Dimensions sheet: 26.9 x 21.4 cm (10 9/16 x 8 7/16 in.)

Editor: This is Walker Evans' "Subway Portrait," taken sometime between 1938 and 1941. It's a gelatin silver print showing two women on what I assume is a subway car. The contrast is striking, almost stark, and they both seem very serious. What's your perspective on this photograph? Curator: I see it as a fascinating document of labor and materiality, intersecting with class. Evans was, of course, embedded within a very specific historical moment of documentary photography supported by institutions. The production of this image, a ‘candid’ shot achieved with a hidden camera, speaks to ideas about truth and objectivity during the Depression. Editor: So the very act of taking the picture, and *how* he took it, matters? Curator: Precisely. Consider the gelatin silver print itself. It was a relatively new and accessible medium, impacting the wide consumption of photographic images, changing how people understood reality. The means of photographic reproduction shifted who had access and control over image-making.
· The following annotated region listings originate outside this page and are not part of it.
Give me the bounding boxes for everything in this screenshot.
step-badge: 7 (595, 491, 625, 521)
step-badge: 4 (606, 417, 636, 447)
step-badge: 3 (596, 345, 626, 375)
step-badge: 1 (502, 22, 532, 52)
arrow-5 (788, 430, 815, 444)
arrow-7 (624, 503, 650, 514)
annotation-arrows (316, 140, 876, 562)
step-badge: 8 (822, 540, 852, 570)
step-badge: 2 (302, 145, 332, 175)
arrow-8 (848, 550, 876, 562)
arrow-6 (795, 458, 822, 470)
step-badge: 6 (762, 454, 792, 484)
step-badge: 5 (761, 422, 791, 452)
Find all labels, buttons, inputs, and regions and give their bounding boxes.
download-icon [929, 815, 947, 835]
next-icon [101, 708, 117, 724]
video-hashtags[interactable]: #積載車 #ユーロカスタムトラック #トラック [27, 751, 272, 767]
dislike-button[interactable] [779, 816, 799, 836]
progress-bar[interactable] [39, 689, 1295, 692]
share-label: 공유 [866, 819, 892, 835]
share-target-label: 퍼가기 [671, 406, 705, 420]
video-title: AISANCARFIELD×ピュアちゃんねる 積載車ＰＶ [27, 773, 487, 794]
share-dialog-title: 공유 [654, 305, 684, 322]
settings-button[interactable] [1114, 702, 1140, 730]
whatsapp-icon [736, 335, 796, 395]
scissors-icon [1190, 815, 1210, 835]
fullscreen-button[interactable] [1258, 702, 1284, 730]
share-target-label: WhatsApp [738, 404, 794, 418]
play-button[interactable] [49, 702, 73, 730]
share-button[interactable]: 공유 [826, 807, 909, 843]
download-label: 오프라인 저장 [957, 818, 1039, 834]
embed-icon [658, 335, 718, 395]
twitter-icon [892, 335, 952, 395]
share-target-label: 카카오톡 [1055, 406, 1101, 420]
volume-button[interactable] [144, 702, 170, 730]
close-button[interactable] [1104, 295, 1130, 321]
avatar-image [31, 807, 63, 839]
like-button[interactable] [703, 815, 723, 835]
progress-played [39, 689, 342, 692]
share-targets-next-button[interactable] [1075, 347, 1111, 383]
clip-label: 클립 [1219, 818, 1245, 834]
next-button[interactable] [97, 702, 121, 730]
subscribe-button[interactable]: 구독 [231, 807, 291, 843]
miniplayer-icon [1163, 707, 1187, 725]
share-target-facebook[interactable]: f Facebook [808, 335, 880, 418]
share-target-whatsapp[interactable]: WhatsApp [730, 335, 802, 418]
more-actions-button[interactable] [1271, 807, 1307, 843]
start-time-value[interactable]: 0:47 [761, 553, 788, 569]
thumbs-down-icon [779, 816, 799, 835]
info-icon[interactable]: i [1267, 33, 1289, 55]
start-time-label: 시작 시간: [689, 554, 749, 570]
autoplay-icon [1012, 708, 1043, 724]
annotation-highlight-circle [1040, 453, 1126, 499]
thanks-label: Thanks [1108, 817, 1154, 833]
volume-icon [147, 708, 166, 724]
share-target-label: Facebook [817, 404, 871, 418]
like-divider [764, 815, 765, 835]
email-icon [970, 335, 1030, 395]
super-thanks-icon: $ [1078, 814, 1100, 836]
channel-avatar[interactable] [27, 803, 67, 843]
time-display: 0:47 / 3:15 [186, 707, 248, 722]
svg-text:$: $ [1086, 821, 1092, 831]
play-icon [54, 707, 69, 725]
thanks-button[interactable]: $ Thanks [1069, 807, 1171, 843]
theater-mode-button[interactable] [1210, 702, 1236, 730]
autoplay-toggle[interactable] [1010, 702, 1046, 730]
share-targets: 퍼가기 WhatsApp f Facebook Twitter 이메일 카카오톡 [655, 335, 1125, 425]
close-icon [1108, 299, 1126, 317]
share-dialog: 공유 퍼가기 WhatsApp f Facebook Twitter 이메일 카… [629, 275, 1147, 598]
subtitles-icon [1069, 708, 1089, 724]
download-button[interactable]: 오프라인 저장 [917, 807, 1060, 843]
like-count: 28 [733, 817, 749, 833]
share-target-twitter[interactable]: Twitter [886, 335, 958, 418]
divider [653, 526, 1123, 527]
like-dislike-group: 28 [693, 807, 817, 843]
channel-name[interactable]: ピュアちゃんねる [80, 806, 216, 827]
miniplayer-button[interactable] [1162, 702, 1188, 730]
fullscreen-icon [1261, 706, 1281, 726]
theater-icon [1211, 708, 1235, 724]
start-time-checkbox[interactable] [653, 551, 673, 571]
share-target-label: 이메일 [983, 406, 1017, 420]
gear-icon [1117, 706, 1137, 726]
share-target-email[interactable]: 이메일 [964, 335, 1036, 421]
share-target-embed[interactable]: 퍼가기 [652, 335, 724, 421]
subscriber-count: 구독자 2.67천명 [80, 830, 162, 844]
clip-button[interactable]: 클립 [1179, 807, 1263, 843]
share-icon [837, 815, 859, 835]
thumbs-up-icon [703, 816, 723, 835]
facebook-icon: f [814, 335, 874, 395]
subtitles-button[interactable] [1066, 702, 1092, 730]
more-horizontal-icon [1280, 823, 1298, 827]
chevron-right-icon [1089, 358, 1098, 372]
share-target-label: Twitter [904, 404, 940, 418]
Editor: It’s interesting how the material—the photographic print itself—speaks to accessibility but the subjects' clothing perhaps reveals class distinctions. Curator: Indeed. The women’s hats, for instance, were commodities available within a developing consumer culture, signaling a particular aspiration. But were they mass-produced or custom-made? Those kinds of details indicate different tiers of consumption and access within that culture. Evans’ work becomes a social register. Editor: I never thought about photographs in that way before, considering not just what’s *in* them but *how* they were made and what materials were used, and what that means. Thank you! Curator: It changes our view of art, and life itself. Thanks.